Последними явились самые важные раввины.
Прибыл мудрец из Динабурга, «железная голова» — толстый, круглый человечек, который и лицом, и одеждой напоминал лавочника, но глаза у него были большие, бешеные, они ни на чем не задерживали взгляд, а только блуждали туда-сюда, словно волки в клетке. Прибыл мудрец из Люблина — старик с белой бородой до пояса, похожий на праотца Авраама, каким его изображают гои на картинах. Прибыл праведник из Лиженска; особой ученостью он не отличался, но написал несчетное множество религиозных книжек, в которых все время что-то запрещал, все время писал: этого нельзя. Люди давно уже хотели отправиться к нему, избрать его своим ребе, но он не хотел. Приехал старейший и величайший из всех, краковский раввин, о котором никто не знал, сколько ему лет, сморщенный, усохший как щепка; старца вели под руки двое, и его большая голова непрестанно качалась влево-вправо на тощей куриной шее, как будто он перечил всему на свете, говоря: нет, нет!
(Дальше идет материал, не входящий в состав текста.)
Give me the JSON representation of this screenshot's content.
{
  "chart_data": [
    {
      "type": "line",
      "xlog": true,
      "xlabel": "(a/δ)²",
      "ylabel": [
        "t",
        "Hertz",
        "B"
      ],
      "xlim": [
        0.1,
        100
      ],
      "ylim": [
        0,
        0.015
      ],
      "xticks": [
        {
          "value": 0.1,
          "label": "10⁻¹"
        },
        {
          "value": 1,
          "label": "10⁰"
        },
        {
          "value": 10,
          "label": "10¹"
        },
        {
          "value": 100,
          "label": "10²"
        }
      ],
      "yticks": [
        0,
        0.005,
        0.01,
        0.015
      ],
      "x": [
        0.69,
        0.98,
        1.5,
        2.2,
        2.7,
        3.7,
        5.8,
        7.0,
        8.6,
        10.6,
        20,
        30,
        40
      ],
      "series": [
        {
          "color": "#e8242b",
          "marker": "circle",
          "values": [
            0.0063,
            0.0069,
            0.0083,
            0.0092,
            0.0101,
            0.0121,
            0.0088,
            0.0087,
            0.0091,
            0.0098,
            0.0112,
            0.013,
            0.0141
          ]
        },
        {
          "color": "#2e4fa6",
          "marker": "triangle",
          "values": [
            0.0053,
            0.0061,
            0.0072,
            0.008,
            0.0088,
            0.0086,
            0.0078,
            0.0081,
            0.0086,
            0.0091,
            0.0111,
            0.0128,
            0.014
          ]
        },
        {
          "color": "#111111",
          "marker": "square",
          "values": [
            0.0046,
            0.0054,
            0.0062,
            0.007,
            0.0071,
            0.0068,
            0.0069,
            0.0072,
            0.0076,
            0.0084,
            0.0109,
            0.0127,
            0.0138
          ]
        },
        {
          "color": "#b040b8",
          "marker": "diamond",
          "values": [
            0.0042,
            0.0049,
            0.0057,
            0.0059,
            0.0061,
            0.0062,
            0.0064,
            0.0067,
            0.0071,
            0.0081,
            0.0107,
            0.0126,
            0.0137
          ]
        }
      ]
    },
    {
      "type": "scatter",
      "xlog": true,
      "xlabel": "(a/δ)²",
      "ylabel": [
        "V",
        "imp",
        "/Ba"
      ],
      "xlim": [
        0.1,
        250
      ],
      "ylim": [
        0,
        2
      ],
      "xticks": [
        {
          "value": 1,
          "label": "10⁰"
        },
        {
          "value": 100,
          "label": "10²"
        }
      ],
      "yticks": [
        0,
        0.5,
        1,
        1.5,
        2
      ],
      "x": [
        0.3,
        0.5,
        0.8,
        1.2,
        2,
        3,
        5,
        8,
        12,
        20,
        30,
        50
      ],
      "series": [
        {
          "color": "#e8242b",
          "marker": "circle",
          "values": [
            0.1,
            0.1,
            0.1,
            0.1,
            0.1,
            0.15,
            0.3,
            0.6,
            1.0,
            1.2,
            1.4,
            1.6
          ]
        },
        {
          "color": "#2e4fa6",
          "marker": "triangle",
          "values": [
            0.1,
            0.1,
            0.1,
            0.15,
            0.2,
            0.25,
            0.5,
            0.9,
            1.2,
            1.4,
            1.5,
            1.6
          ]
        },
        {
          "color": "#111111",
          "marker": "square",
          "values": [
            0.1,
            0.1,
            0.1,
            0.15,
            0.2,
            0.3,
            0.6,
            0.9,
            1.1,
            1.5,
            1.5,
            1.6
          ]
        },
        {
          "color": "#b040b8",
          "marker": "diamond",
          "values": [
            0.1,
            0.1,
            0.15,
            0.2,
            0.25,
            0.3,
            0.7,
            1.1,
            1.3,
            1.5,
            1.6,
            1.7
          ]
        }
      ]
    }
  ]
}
Из Бялогуры вместе с Куне-шамесом и его дочерью приехало почти что полгорода. Отец и дочь раздобрели. Они прямо-таки лоснились после привольной жизни в поездке. Кроме того, они были нарядно одеты. На голове у Цивьи даже была новая косынка. А реб Шахне-даен расхаживал повсюду победным широким шагом. Его нос никогда еще не был таким красным, как сейчас.
Поначалу даен не был уверен, что Йоше-телка отселили от дочери ребе, как того требовали раввины, поэтому он тревожился. Ходил повсюду, вынюхивая, везде совал свой красный нос, пытаясь выведать, как обстоят дела. Наконец он узнал, что Йоше живет отдельно, даже не под одной крышей с дочкой ребе, а во флигеле, как хотел даен и как требовали раввины. Реб Шахне почувствовал себя победителем, главным и единственным на целом фронте. Он с наслаждением высморкался, пожевал свою редкую бородку и стал протягивать руки всем раввинам вокруг.
— Здравствуйте, ров, хвала Всевышнему, что его отселили подальше. Есть над нами Бог, есть…
Три дня в городском бесмедреше продолжался суд. Три дня колебались чаши весов: нешавская и бялогурская. То одна перевешивала, то другая.
Посередине, в большом широком кресле, на груде подушек, подложенных, чтобы он доставал до стола, сидел краковский раввин, старец и мудрец. Его большая голова непрестанно качалась из стороны в сторону, как будто он ни с чем не желал соглашаться. Сухонькие руки он приложил к большим, отвислым стариковским ушам, чтобы слышать, о чем говорят в суде.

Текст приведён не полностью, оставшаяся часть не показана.